Insight Into LCO’s Processes

I thought I’d use our new Provincial Offences Act project to illustrate at least one way that we carry out our projects. The Board of Governors approved this project on April 2, 2009. Briefly, the purpose is to make recommendations to modernize the POA and bring it into line with other legislation and with up to date court processes. That doesn’t tell you much, though, and there’s good reason for that.
The impetus for the project came from a practitioner who submitted a proposal to us in December 2007. We had already committed to a number of projects by then, but finally felt we could come up for air earlier this year. The project will likely bear some similarity to the proposal, but may be structured quite differently. At this point, there’s lots of possibility: increased use of administrative monetary penalties? repeal of Part II? review of sentencing? criteria for the due diligence defence? effective use of technology that enhances and doesn’t compromise access to justice? relationship of the POA to other legislation that feeds back into the POA? clarifying strict liability and mens rea offences? and on and on, including some issues we haven’t identified yet. Lots to do and so little time. We’re unlikely to do everything that needs doing. We want to prepare a useful review of the POA that allows us to make some feasible recommendations that will have an impact if enacted within about 15 months time.

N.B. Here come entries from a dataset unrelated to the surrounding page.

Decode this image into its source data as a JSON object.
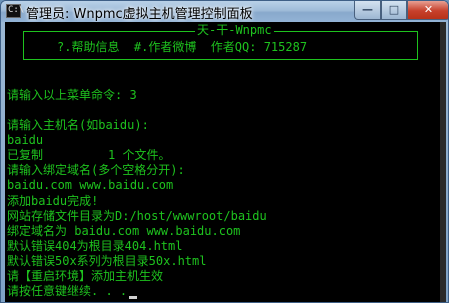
{
  "window": {
    "title": "管理员:  Wnpmc虚拟主机管理控制面板",
    "icon_text": "C:\\",
    "minimize": "—",
    "maximize": "□",
    "close": "✕"
  },
  "console": {
    "banner_title": "天-干-Wnpmc",
    "banner_menu": "?.帮助信息  #.作者微博  作者QQ: 715287",
    "lines": [
      "请输入以上菜单命令: 3",
      "",
      "请输入主机名(如baidu):",
      "baidu",
      "已复制         1 个文件。",
      "请输入绑定域名(多个空格分开):",
      "baidu.com www.baidu.com",
      "添加baidu完成!",
      "网站存储文件目录为D:/host/wwwroot/baidu",
      "绑定域名为 baidu.com www.baidu.com",
      "默认错误404为根目录404.html",
      "默认错误50x系列为根目录50x.html",
      "请【重启环境】添加主机生效",
      "请按任意键继续. . ."
    ]
  }
}
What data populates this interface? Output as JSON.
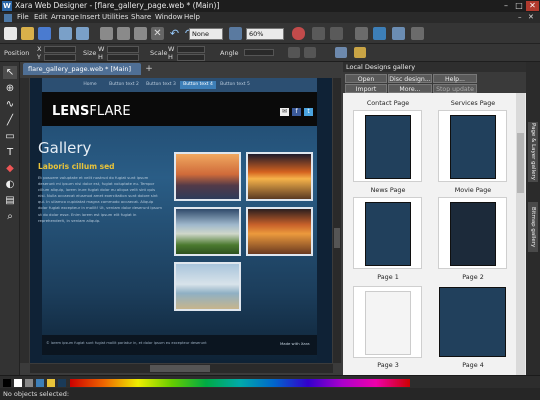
{
  "window": {
    "title": "Xara Web Designer - [flare_gallery_page.web * (Main)]",
    "logo": "W"
  },
  "window_controls": [
    "–",
    "□",
    "✕"
  ],
  "menu": [
    "File",
    "Edit",
    "Arrange",
    "Insert",
    "Utilities",
    "Share",
    "Window",
    "Help"
  ],
  "toolbar": {
    "quality": "None",
    "zoom": "60%"
  },
  "infobar": {
    "position": "Position",
    "x": "X",
    "y": "Y",
    "size": "Size",
    "w": "W",
    "h": "H",
    "scale": "Scale",
    "angle": "Angle"
  },
  "document_tab": "flare_gallery_page.web * [Main]",
  "document_tab_add": "+",
  "website": {
    "nav": [
      "Home",
      "Button text 2",
      "Button text 3",
      "Button text 4",
      "Button text 5"
    ],
    "logo_bold": "LENS",
    "logo_light": "FLARE",
    "social": [
      "✉",
      "f",
      "t"
    ],
    "heading": "Gallery",
    "subheading": "Laboris cillum sed",
    "body": "Et posuere voluptate et velit nostrud do fugiat sunt ipsum deserunt mi ipsum nisi dolor est, fugiat voluptate eu. Tempor cillum aliquip, lorem irure fugiat dolor eu aliqua velit sint quis nisi. Nulla occaecat eiusmod amet exercitation sunt dolore sint qui. In ullamco cupidatat magna commodo occaecat. Aliquip dolor fugiat excepteur in mollit! Ut, veniam dolor deserunt ipsum ut do dolor esse. Enim lorem est ipsum elit fugiat in reprehenderit, in veniam aliquip.",
    "footer_left": "© lorem ipsum fugiat sunt fugiat mollit pariatur in, et dolor ipsum eu excepteur deserunt",
    "footer_right": "Made with Xara"
  },
  "gallery": {
    "title": "Local Designs gallery",
    "buttons": [
      "Open",
      "Disc design...",
      "Help...",
      "Import",
      "More...",
      "Stop update"
    ],
    "items": [
      {
        "name": "Contact Page"
      },
      {
        "name": "Services Page"
      },
      {
        "name": "News Page"
      },
      {
        "name": "Movie Page"
      },
      {
        "name": "Page 1"
      },
      {
        "name": "Page 2"
      },
      {
        "name": "Page 3"
      },
      {
        "name": "Page 4"
      }
    ]
  },
  "side_tabs": [
    "Page & Layer gallery",
    "Bitmap gallery"
  ],
  "status": "No objects selected:",
  "colors": {
    "accent": "#3d7fb8",
    "heading": "#e8c33a",
    "canvas": "#1a3a58"
  },
  "icons": [
    "new-document-icon",
    "open-icon",
    "save-icon",
    "import-icon",
    "export-icon",
    "cut-icon",
    "copy-icon",
    "paste-icon",
    "delete-icon",
    "undo-icon",
    "redo-icon",
    "zoom-tool-icon",
    "selector-tool-icon",
    "freehand-tool-icon",
    "pen-tool-icon",
    "rectangle-tool-icon",
    "text-tool-icon",
    "fill-tool-icon",
    "transparency-tool-icon",
    "shadow-tool-icon",
    "photo-tool-icon"
  ]
}
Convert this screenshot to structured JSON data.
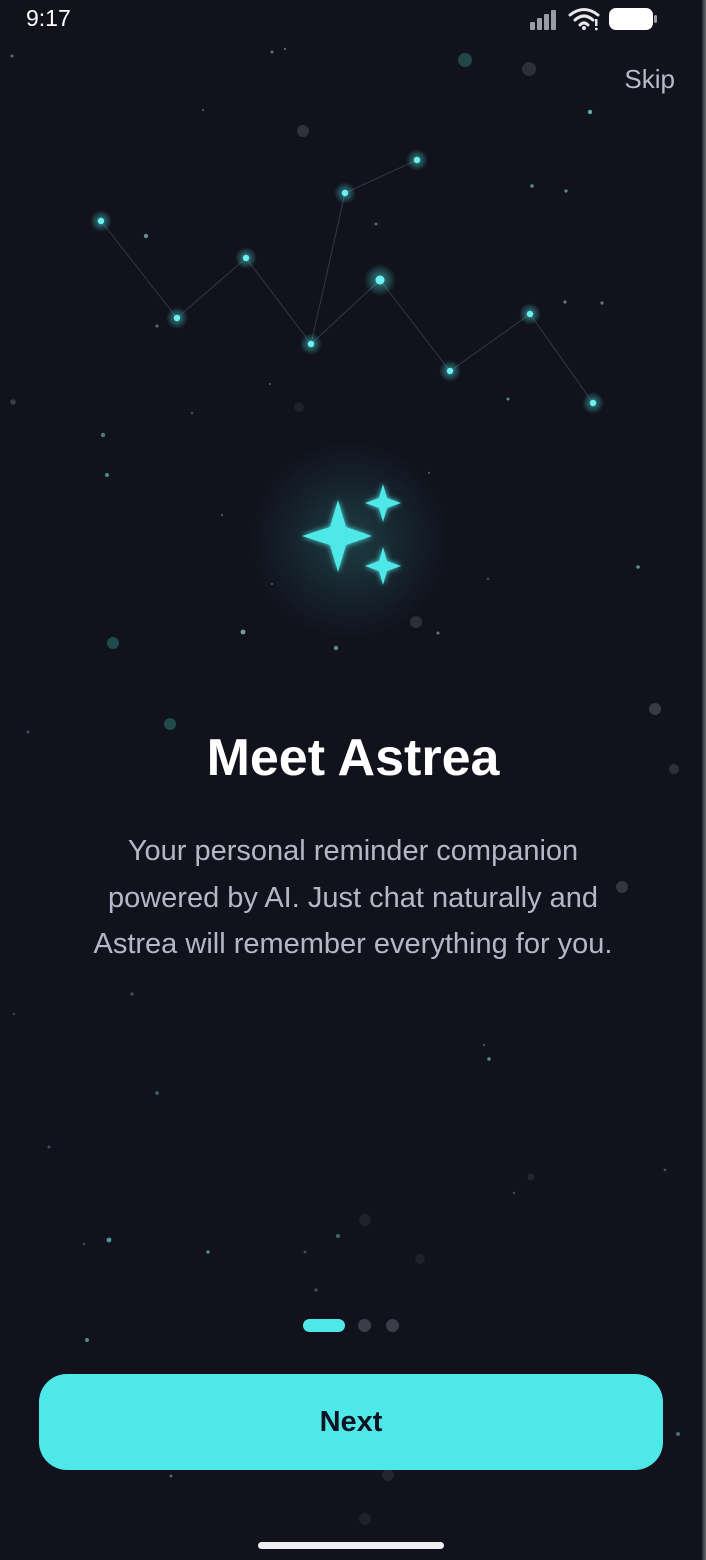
{
  "status_bar": {
    "time": "9:17",
    "icons": [
      "signal-icon",
      "wifi-icon",
      "battery-icon"
    ]
  },
  "skip_label": "Skip",
  "hero": {
    "icon": "sparkles-icon",
    "glow_color": "#4fe8e8"
  },
  "onboarding": {
    "title": "Meet Astrea",
    "description_lines": [
      "Your personal reminder companion",
      "powered by AI. Just chat naturally and",
      "Astrea will remember everything for you."
    ]
  },
  "pager": {
    "total_pages": 3,
    "active_page": 1
  },
  "next_label": "Next",
  "colors": {
    "background": "#11121c",
    "accent": "#4fe8e8",
    "text_primary": "#ffffff",
    "text_secondary": "#b6b7c6",
    "button_text": "#0d1320"
  }
}
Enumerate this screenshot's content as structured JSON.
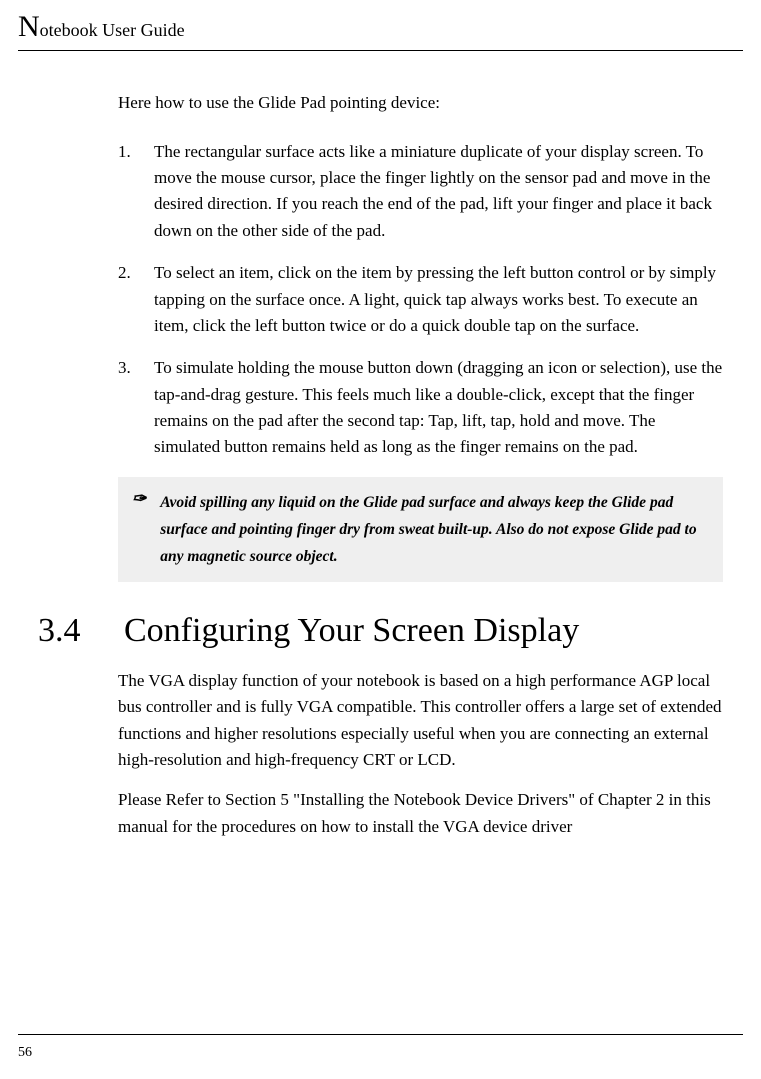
{
  "header": {
    "title_rest": "otebook User Guide",
    "drop_cap": "N"
  },
  "intro": "Here how to use the Glide Pad pointing device:",
  "list": [
    "The rectangular surface acts like a miniature duplicate of your display screen. To move the mouse cursor, place the finger lightly on the sensor pad and move in the desired direction. If you reach the end of the pad, lift your finger and place it back down on the other side of the pad.",
    "To select an item, click on the item by pressing the left button control or by simply tapping on the surface once. A light, quick tap always works best. To execute an item, click the left button twice or do a quick double tap on the surface.",
    "To simulate holding the mouse button down (dragging an icon or selection), use the tap-and-drag gesture. This feels much like a double-click, except that the finger remains on the pad after the second tap: Tap, lift, tap, hold and move. The simulated button remains held as long as the finger remains on the pad."
  ],
  "note": {
    "icon": "✑",
    "text": "Avoid spilling any liquid on the Glide pad surface and always keep the Glide pad surface and pointing finger dry from sweat built-up. Also do not expose Glide pad to any magnetic source object."
  },
  "section": {
    "number": "3.4",
    "title": "Configuring Your Screen Display"
  },
  "paragraphs": [
    "The VGA display function of your notebook is based on a high performance AGP local bus controller and is fully VGA compatible. This controller offers a large set of extended functions and higher resolutions especially useful when you are connecting an external high-resolution and high-frequency CRT or LCD.",
    "Please Refer to Section 5 \"Installing the Notebook Device Drivers\" of Chapter 2 in this manual for the procedures on how to install the VGA device driver"
  ],
  "page_number": "56"
}
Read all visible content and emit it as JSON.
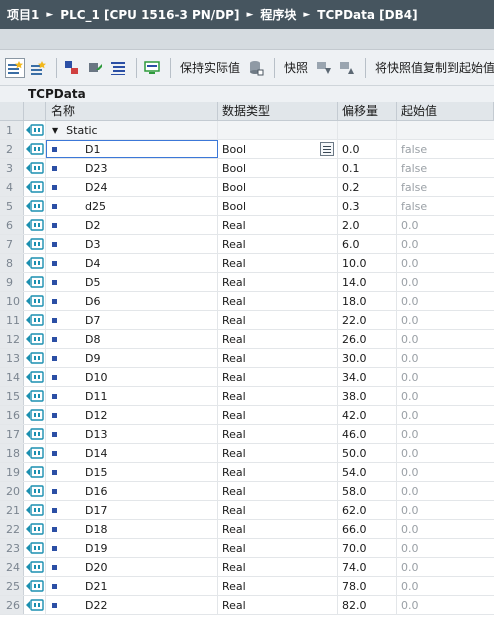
{
  "breadcrumb": {
    "items": [
      "项目1",
      "PLC_1 [CPU 1516-3 PN/DP]",
      "程序块",
      "TCPData [DB4]"
    ],
    "separator": "►"
  },
  "toolbar": {
    "keep_actual_label": "保持实际值",
    "snapshot_label": "快照",
    "copy_snapshot_label": "将快照值复制到起始值中"
  },
  "block_title": "TCPData",
  "columns": {
    "name": "名称",
    "data_type": "数据类型",
    "offset": "偏移量",
    "start_value": "起始值"
  },
  "colors": {
    "title_bar": "#46555f",
    "toolbar_bg": "#eef1f4",
    "interface_icon": "#1a8fb0",
    "member_marker": "#2b4fa5",
    "selection": "#3c78d8"
  },
  "icons": {
    "interface": "db-interface-icon",
    "member": "member-marker-icon",
    "expander": "triangle-down-icon",
    "picker": "list-picker-icon"
  },
  "rows": [
    {
      "num": "1",
      "name": "Static",
      "type": "",
      "offset": "",
      "start": ""
    },
    {
      "num": "2",
      "name": "D1",
      "type": "Bool",
      "offset": "0.0",
      "start": "false"
    },
    {
      "num": "3",
      "name": "D23",
      "type": "Bool",
      "offset": "0.1",
      "start": "false"
    },
    {
      "num": "4",
      "name": "D24",
      "type": "Bool",
      "offset": "0.2",
      "start": "false"
    },
    {
      "num": "5",
      "name": "d25",
      "type": "Bool",
      "offset": "0.3",
      "start": "false"
    },
    {
      "num": "6",
      "name": "D2",
      "type": "Real",
      "offset": "2.0",
      "start": "0.0"
    },
    {
      "num": "7",
      "name": "D3",
      "type": "Real",
      "offset": "6.0",
      "start": "0.0"
    },
    {
      "num": "8",
      "name": "D4",
      "type": "Real",
      "offset": "10.0",
      "start": "0.0"
    },
    {
      "num": "9",
      "name": "D5",
      "type": "Real",
      "offset": "14.0",
      "start": "0.0"
    },
    {
      "num": "10",
      "name": "D6",
      "type": "Real",
      "offset": "18.0",
      "start": "0.0"
    },
    {
      "num": "11",
      "name": "D7",
      "type": "Real",
      "offset": "22.0",
      "start": "0.0"
    },
    {
      "num": "12",
      "name": "D8",
      "type": "Real",
      "offset": "26.0",
      "start": "0.0"
    },
    {
      "num": "13",
      "name": "D9",
      "type": "Real",
      "offset": "30.0",
      "start": "0.0"
    },
    {
      "num": "14",
      "name": "D10",
      "type": "Real",
      "offset": "34.0",
      "start": "0.0"
    },
    {
      "num": "15",
      "name": "D11",
      "type": "Real",
      "offset": "38.0",
      "start": "0.0"
    },
    {
      "num": "16",
      "name": "D12",
      "type": "Real",
      "offset": "42.0",
      "start": "0.0"
    },
    {
      "num": "17",
      "name": "D13",
      "type": "Real",
      "offset": "46.0",
      "start": "0.0"
    },
    {
      "num": "18",
      "name": "D14",
      "type": "Real",
      "offset": "50.0",
      "start": "0.0"
    },
    {
      "num": "19",
      "name": "D15",
      "type": "Real",
      "offset": "54.0",
      "start": "0.0"
    },
    {
      "num": "20",
      "name": "D16",
      "type": "Real",
      "offset": "58.0",
      "start": "0.0"
    },
    {
      "num": "21",
      "name": "D17",
      "type": "Real",
      "offset": "62.0",
      "start": "0.0"
    },
    {
      "num": "22",
      "name": "D18",
      "type": "Real",
      "offset": "66.0",
      "start": "0.0"
    },
    {
      "num": "23",
      "name": "D19",
      "type": "Real",
      "offset": "70.0",
      "start": "0.0"
    },
    {
      "num": "24",
      "name": "D20",
      "type": "Real",
      "offset": "74.0",
      "start": "0.0"
    },
    {
      "num": "25",
      "name": "D21",
      "type": "Real",
      "offset": "78.0",
      "start": "0.0"
    },
    {
      "num": "26",
      "name": "D22",
      "type": "Real",
      "offset": "82.0",
      "start": "0.0"
    }
  ]
}
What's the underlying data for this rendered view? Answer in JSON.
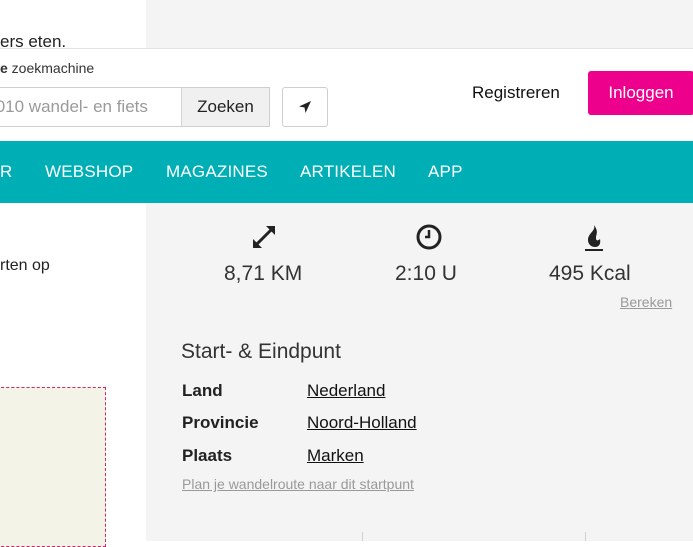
{
  "top_fragment": "ers eten.",
  "search": {
    "caption_bold": "e",
    "caption_rest": " zoekmachine",
    "placeholder": ".010 wandel- en fiets",
    "button_label": "Zoeken",
    "location_icon": "location-arrow-icon"
  },
  "header": {
    "register_label": "Registreren",
    "login_label": "Inloggen",
    "login_color": "#ec008c"
  },
  "nav": {
    "color": "#00afb5",
    "items": [
      {
        "label": "R"
      },
      {
        "label": "WEBSHOP"
      },
      {
        "label": "MAGAZINES"
      },
      {
        "label": "ARTIKELEN"
      },
      {
        "label": "APP"
      }
    ]
  },
  "left": {
    "mid_fragment": "rten op"
  },
  "stats": {
    "distance": {
      "icon": "expand-arrows-icon",
      "value": "8,71 KM"
    },
    "duration": {
      "icon": "clock-icon",
      "value": "2:10 U"
    },
    "calories": {
      "icon": "flame-icon",
      "value": "495 Kcal"
    },
    "calculate_label": "Bereken"
  },
  "start": {
    "title": "Start- & Eindpunt",
    "rows": [
      {
        "label": "Land",
        "value": "Nederland"
      },
      {
        "label": "Provincie",
        "value": "Noord-Holland"
      },
      {
        "label": "Plaats",
        "value": "Marken"
      }
    ],
    "plan_link": "Plan je wandelroute naar dit startpunt"
  }
}
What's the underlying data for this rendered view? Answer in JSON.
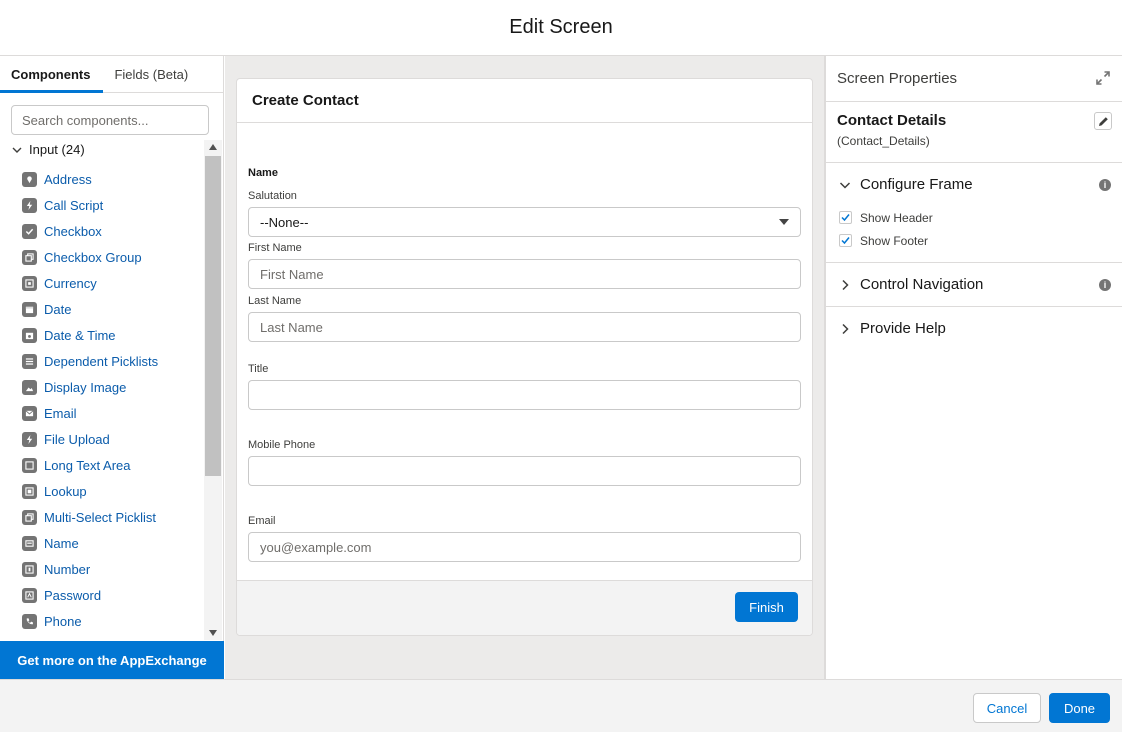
{
  "modal": {
    "title": "Edit Screen"
  },
  "left_panel": {
    "tabs": [
      {
        "label": "Components",
        "active": true
      },
      {
        "label": "Fields (Beta)",
        "active": false
      }
    ],
    "search_placeholder": "Search components...",
    "section_label": "Input (24)",
    "components": [
      {
        "label": "Address",
        "icon": "location-pin-icon"
      },
      {
        "label": "Call Script",
        "icon": "lightning-icon"
      },
      {
        "label": "Checkbox",
        "icon": "checkbox-icon"
      },
      {
        "label": "Checkbox Group",
        "icon": "checkbox-group-icon"
      },
      {
        "label": "Currency",
        "icon": "currency-icon"
      },
      {
        "label": "Date",
        "icon": "calendar-icon"
      },
      {
        "label": "Date & Time",
        "icon": "datetime-icon"
      },
      {
        "label": "Dependent Picklists",
        "icon": "picklist-icon"
      },
      {
        "label": "Display Image",
        "icon": "image-icon"
      },
      {
        "label": "Email",
        "icon": "email-icon"
      },
      {
        "label": "File Upload",
        "icon": "upload-icon"
      },
      {
        "label": "Long Text Area",
        "icon": "textarea-icon"
      },
      {
        "label": "Lookup",
        "icon": "lookup-icon"
      },
      {
        "label": "Multi-Select Picklist",
        "icon": "multiselect-icon"
      },
      {
        "label": "Name",
        "icon": "name-icon"
      },
      {
        "label": "Number",
        "icon": "number-icon"
      },
      {
        "label": "Password",
        "icon": "password-icon"
      },
      {
        "label": "Phone",
        "icon": "phone-icon"
      }
    ],
    "appexchange_label": "Get more on the AppExchange"
  },
  "screen": {
    "title": "Create Contact",
    "name_section": "Name",
    "salutation_label": "Salutation",
    "salutation_value": "--None--",
    "first_name_label": "First Name",
    "first_name_placeholder": "First Name",
    "last_name_label": "Last Name",
    "last_name_placeholder": "Last Name",
    "title_label": "Title",
    "mobile_label": "Mobile Phone",
    "email_label": "Email",
    "email_placeholder": "you@example.com",
    "finish_label": "Finish"
  },
  "right_panel": {
    "header": "Screen Properties",
    "details_title": "Contact Details",
    "details_api": "(Contact_Details)",
    "sections": {
      "configure_frame": "Configure Frame",
      "show_header": "Show Header",
      "show_footer": "Show Footer",
      "control_navigation": "Control Navigation",
      "provide_help": "Provide Help"
    },
    "info_glyph": "i"
  },
  "footer": {
    "cancel": "Cancel",
    "done": "Done"
  },
  "colors": {
    "brand": "#0176d3",
    "link": "#0b5cab",
    "border": "#dddbda",
    "canvas_bg": "#ecebea"
  }
}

Mark Schofield, our new MAG LCO Counsel in Residence, who is in charge of this project, has been spending the last month or so meeting or otherwise contacting groups and individuals interested in how the POA operates. He’s also looking at MAG’s Streamlining consultation paper. He’s looking for common threads in his conversations and drawing out various concerns that may find their way into the parameters of the project. Mark is also giving serious thought to the individuals and groups who should be represented in an advisory group. we haven’t had any real experience with these groups yet, but generally we will look to them to provide expertise, on the ground experience and links to others in the community.

He’ll prepare a consultation paper out of these conversations and his own research that we’ll distribute widely, as well as post on our website. This will allow a considerably more diverse and widespread group to let us know the most important issues under the POA. They might let us know from experience, for example, that if we fail to recommend X when we recommend Y, we might as well not recommend doing Y. For this consultation, we’ll use in-person and technological methods of reaching people and encouraging them to reach us.

Mark and his student assistant will be continuing to do research, making as sure as they can be that we’re up to date with what others are doing in the area. We’ll be consulting and taking into account the advice of the advisory group up to the point of preparing an interim report – and we’ll get comments from the public on that, too, along with the response of the Board of Governors. The Board of Governors has the final say and then we issue our final report. Look for it!